Flinders University has just launched a new department, New Venture Institute (NVI), aimed at helping entrepreneurs get a good footing in the business world as well as beefing up the level of economic development in and around Adelaide.
NVI is reinforcing the culture of entrepreneurship surrounding Flinders University. What is perhaps most unique about the new branch is that it’s a bridge between Flinder’s educational resources and the business community of South Australia.
This is an interesting prospect as in immerses students in the community network, while benefitting the community itself with all that the up-and-coming entrepreneurs enrolled at the university have to offer.
Innovative, inside and out
NVI Director Matthew Salier, who has taken on the role after seven years as national manager of the Smith Family, says the initiatives are representative of the Institute’s aim to “infuse innovative and entrepreneurial thought and practice among Flinders students and staff and the broader community.”
“The NVI’s activities are starting to take shape. Internally, we are modelling the University’s existing, successful programs such as NanoConnect and the collaborative example of the Medical Device Research Institute.”
“Externally, we are focused on harnessing the University’s intellectual horsepower, by using the business connections of our Council and our many partners, to bring some exceptional value into the start-up and entrepreneur community,” he added.
The happening spot
Among the recent happenings since NVI launched a few weeks ago, South Australian business mavens, Maggie Beer and Marita Cheng, and others, shared their secrets to sustaining success and dodging setbacks with an audience of Flinders students and business leaders on 30 August, in Entrepreneurs in Conversation, as part of a regular series from Flinders.
Additionally, students from Flinders Business School and the School of Computer Science, Engineering and Mathematics (CSEM) will begin work on ‘real world’ case studies, as consultants to two start-up ventures.
NVI has numerous upcoming events on the horizon, with registrations already open.
Venture Dorm: moving forward
Since we first told you about Venture Dorm, it’s all been onwards and upwards for the Flinders University entrepreneurial education program.
Beginning in early 2014, NVI will also take over running Venture Dorm, an entrepreneurial education and training program for potential and existing start-up founders, devised.

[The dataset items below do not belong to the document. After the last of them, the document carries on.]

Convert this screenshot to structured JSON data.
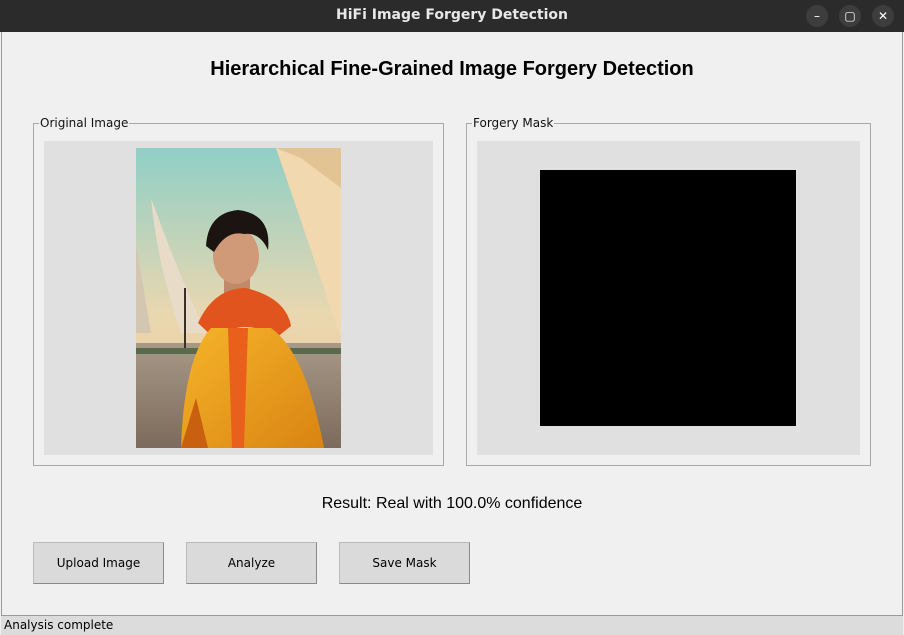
{
  "window": {
    "title": "HiFi Image Forgery Detection",
    "controls": {
      "minimize": "–",
      "maximize": "▢",
      "close": "✕"
    }
  },
  "heading": "Hierarchical Fine-Grained Image Forgery Detection",
  "panels": {
    "original": {
      "label": "Original Image"
    },
    "mask": {
      "label": "Forgery Mask"
    }
  },
  "result": "Result: Real with 100.0% confidence",
  "buttons": {
    "upload": "Upload Image",
    "analyze": "Analyze",
    "save": "Save Mask"
  },
  "status": "Analysis complete",
  "colors": {
    "titlebar": "#2b2b2b",
    "mask_fill": "#000000",
    "jacket": "#f0a020"
  }
}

“Venture Dorm fulfils an important role [for NVI] because it bridges our internal focus and external focus. We’d like students to get involved and we’d like researchers and academics to consider jumping into it as well. But it is also attractive to the external community,” continued Salier.
Rounding out the team
NVI also welcomes Orren Prunckun, a Flinders law/arts grad who is a well-known figure in the South Australian entrepreneurial sector, due to his leadership in Startup Weekend events in Adelaide, as we’ve previously reported.
“I think Orren coming on board reflects the fact that universities have a really important role to play [in the entrepreneurial sector] and that it isn’t only one of being the thought-leaders and the thinkers: it’s about being the doers in that space as well,” said Salier.
A vision of venture; a venture of vision
“The real value from a university comes when you can bring cutting-edge thinking and research to actually strategically doing it on the ground.”
Salier plans to realise that concept with a series of entrepreneurial education initiatives, including a forthcoming “toolbox workshop” which aims to offer budding entrepreneurs the skills necessary to determine if their ideas are commercially viable.
The long-term vision of NVI is to become the face of Flinders’ presence at the Tonsley development.
“Tonsley is about having the University, TAFE and business in the same space and all collaboratively working together. Being on the ground floor of our new building, we consider NVI as the software through which the School of CSEM will enhance its already excellent external engagement,” he continued.
“It is not yet known what the next big thing will be. What is known is that you need to create the conditions through which people can come together: where you can bring the intellectual horsepower of the University, the experience of your business connections, mentorship and capital to bear to create an environment where these new products and services are likely to flourish.”
Feel the love, Adelaide?
This all means there’s a lot of love for entrepreneurs in Adelaide and all of South Australia. Are you feeling the Flinder’s love? By the way, the next Startup Weekend will happen on 25 November, so mark your calendars.